Traffic, thready and faint outside. One of his dogs padding about in the kitchen. The sky doesn't fall. There isn't even a coldness to his quietude. You open your eyes.
He's smiling at you, one corner of his mouth lifted, one hand on your arm. His head is tilted slightly to one side, as if he didn't hear you. Desperation seizes you, the last of the wildness that drove you here in the first place and will not let you fall at this last stumbling block, his misunderstanding. "Bill, I love you," you insist, taking hold of his upper arms, gripping him there. "You know. Love you."
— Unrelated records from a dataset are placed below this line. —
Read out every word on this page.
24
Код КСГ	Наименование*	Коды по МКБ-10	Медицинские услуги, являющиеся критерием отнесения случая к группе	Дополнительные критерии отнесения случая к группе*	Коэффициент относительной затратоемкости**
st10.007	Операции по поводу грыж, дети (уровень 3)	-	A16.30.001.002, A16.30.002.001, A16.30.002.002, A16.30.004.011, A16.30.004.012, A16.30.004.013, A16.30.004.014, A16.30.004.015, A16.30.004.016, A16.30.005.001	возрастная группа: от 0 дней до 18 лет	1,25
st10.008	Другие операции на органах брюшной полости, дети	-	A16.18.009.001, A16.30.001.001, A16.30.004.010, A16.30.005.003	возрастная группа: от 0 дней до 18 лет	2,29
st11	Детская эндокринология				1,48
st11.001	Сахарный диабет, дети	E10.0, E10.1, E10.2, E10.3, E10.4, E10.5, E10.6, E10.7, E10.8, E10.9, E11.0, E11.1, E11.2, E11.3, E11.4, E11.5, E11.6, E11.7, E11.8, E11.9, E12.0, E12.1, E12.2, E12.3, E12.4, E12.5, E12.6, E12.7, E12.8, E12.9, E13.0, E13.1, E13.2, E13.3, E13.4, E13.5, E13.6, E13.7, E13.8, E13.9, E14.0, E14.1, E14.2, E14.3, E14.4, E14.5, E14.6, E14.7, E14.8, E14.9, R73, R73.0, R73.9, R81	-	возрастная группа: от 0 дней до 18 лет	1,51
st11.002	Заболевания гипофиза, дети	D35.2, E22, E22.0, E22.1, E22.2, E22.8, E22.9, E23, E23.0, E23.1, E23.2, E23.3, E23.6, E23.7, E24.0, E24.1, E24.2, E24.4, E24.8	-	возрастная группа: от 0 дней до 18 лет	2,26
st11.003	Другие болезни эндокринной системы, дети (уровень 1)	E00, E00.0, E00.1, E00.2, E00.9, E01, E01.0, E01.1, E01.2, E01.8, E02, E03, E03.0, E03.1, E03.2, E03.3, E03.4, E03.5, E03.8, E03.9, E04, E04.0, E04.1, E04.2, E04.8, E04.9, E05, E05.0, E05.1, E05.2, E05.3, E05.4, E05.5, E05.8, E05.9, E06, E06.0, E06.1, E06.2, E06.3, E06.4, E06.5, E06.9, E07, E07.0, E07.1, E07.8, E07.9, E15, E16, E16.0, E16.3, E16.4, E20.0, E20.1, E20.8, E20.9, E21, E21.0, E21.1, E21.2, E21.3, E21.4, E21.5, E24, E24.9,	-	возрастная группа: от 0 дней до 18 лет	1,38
He touches your face. His expression, such as it is, does not change; but his eyes soften perceptibly, the amber swelling forward, his golden gaze. He leans forward, slowly, as if so you can move away if you want to, but you only sit bolt-upright, staring at him, misunderstanding yourself until his lips brush yours in another half-kiss, a second feather-touch. "I know, Len," he says, and smiles at your stunned expression. "Do you think I'm dumb or something? No, wait. Don't answer that."
You stare at him. Your eyes burn, your throat burns; your heart is beating under your sternum, misplaced and swollen and disbelieving. "You know?" You pause. "What do you mean, you know?"
He smiles a little more and runs a hand through your shorn hair, his face as soft as sunset. "I mean I know. Nothing was ever going to happen, was it? I didn't want to mess anything up by dragging it out again to thrash around. It might have spoiled things." He shoots you a look as you open your mouth, suddenly sharp. "And don't say you're sorry. I'm glad you said it."
"He said you would be," you say, quietly.
He tilts his head. "Who did?"
"Zachary."
He smiles. "I'll have to thank him. He's a clever boy."
"Man," you say, fairly. Bill shakes his head and smiles, because he's Bill, and you love him; and you laugh suddenly, because he knows, and you think - you think -
"You know I love you too, right?" Bill puts in, as if it has just occurred to him, as indeed it has just occurred to you, that he had yet to clarify this point. But even as he says it, you realise that you do know; have always known. Love was never the issue between you and Bill.
"May I kiss you?" you say, before you have time to stop yourself, perhaps to rearrange your question into something that sounds less like what you used to say in Boston in the days of bobbysox and Big Band jazz. "It's just that I never did, really."
He doesn't seem to mind being addressed as if he is a girl in a 1940's movie. On the contrary, he smiles at you, and lifts his face, and says, "Go on then," and the sun in his eyelashes is the most perfect thing you could ever hope to see.
So you kiss him, then, gentle and warm and finally, endlessly open-mouthed, and he laughs into your mouth with his young man's laugh and the ache in your stomach bursts out of you like sunbeams, fierce and bright and alive.
"Let's live forever, Len," he says, when you break apart. You only smile, and kiss him again.